USING GEOPHYSICS AND LUMINESCENCE GEOCHRONOLOGY TO DETERMINE THE AGE AND EXTENT OF THE ADAMS MILL FAULT AT THE SMITHSONIAN NATIONAL ZOOLOGICAL PARK, WASHINGTON, DC

Washington D.C. was built where the Piedmont Plateau and Atlantic coastal plain meet at the fall zone. The region is structurally complex, consisting of deformed crystalline Piedmont rocks and Cretaceous-Pliocene Atlantic Coastal Plain sediments overlain by unconsolidated gravel deposits of the ancestral Anacostia and Potomac Rivers. On the Piedmont at the original entrance of the Smithsonian National Zoological Park, the Adams Mill fault thrusts Cambrian basement over a Potomac River gravel deposit in a roadcut exposure. This exposure, along with faults observed at 18^th and California NW and at Lafayette Square are along the same trend, and two published USGS maps infer they are all on a ~5 km long transfer fault between two, NW striking, parallel features: the Rock Creek Shear Zone in the northwestern half of the city on the Piedmont, and the Stafford Fault System in the southern half of the city on the Atlantic Coastal Plain.

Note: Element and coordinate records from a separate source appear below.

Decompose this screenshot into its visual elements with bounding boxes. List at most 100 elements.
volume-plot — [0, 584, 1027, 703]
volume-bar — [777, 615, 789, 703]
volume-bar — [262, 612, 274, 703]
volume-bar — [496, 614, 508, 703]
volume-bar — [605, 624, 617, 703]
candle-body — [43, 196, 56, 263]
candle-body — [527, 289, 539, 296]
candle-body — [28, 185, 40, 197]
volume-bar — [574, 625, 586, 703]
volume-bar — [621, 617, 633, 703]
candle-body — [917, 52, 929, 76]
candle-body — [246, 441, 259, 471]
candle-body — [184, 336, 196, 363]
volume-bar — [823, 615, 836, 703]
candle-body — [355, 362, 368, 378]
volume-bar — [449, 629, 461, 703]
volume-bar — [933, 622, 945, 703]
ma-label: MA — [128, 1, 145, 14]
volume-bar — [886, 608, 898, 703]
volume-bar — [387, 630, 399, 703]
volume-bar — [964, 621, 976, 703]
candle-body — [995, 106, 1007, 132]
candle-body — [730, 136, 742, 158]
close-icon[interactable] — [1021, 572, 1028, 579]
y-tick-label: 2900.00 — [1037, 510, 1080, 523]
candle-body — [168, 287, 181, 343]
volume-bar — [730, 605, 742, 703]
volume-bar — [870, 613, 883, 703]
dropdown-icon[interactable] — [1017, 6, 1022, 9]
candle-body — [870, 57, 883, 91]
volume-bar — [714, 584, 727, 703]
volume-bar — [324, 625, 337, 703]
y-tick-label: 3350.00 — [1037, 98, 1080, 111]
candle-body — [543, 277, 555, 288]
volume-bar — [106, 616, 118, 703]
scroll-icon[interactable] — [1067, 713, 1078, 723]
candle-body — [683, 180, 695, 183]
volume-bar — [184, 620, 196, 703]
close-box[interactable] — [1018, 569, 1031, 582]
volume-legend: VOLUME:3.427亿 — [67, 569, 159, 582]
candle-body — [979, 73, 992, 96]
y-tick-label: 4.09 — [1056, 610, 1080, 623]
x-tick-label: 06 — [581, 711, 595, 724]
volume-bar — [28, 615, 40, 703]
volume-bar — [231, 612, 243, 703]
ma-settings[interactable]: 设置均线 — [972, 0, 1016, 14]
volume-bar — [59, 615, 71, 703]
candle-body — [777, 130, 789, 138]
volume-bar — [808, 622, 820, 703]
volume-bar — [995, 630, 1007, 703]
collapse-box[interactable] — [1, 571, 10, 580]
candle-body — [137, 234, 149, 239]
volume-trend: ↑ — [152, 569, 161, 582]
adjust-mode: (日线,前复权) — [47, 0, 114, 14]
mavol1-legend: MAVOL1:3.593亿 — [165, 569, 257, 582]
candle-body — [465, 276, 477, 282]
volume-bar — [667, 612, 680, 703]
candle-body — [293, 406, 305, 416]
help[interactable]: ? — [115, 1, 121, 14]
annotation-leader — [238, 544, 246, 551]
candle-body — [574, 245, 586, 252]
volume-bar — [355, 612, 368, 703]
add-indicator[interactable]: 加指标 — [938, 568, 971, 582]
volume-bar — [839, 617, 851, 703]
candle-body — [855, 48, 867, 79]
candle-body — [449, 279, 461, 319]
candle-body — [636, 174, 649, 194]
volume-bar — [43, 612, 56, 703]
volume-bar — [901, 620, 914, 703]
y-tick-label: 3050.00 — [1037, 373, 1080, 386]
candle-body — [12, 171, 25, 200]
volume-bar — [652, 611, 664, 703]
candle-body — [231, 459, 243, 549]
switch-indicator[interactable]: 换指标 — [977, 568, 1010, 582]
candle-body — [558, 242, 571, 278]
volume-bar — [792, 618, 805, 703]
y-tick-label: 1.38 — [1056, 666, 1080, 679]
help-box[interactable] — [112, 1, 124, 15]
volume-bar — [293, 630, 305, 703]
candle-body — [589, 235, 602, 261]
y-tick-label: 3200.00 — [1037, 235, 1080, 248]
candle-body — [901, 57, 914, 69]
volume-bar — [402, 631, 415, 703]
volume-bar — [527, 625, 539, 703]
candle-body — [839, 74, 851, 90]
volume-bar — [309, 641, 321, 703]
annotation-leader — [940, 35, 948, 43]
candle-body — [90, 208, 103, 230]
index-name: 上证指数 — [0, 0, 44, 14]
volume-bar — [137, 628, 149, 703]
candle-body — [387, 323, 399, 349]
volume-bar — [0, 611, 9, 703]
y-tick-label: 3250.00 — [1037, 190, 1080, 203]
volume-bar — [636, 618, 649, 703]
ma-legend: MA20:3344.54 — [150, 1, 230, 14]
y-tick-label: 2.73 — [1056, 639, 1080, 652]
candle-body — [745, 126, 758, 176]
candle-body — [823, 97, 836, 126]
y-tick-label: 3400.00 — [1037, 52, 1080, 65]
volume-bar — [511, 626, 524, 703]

Although the region is aseismic, luminescence dating of feldspars in the faulted gravel indicates faulting is younger than ~451 ± 34 ka. This is significant because USGS drilling at Lafayette Square suggests fault slip could be episodic, which would classify the fault as a capable fault according to Nuclear Regulatory Commission guidelines. Additionally, depending on the USGS map, the fault either stops at Pennsylvania Avenue or continues south under the White House and Washington Monument and joins the Stafford Fault near the Thomas Jefferson Memorial. Geophysical techniques of Electrical Resistivity imaging (ER), ground penetrating radar (GPR), and refraction microtremor seismic (ReMi) were used test the geologic maps and see if the fault could be imaged and located, and to test how these techniques would work in a heavily urbanized environment. The GPR and ERT surveys at the National Zoo and Washington Monument clearly show the fault in multiple east-to west profiles. GPR and ER at the zoo also show the fault, which is visible in a roadcut. ReMi data are still being processed.

Mapping the extent of the Adams Mill fault is significant for seismic hazard and risk assessments. The 2011 M_w 5.8 Mineral, Virginia earthquake demonstrated how well seismic energy can be transmitted along faults at depth and how seismic energy is amplified through the unconsolidated sediments of the Atlantic coastal plain.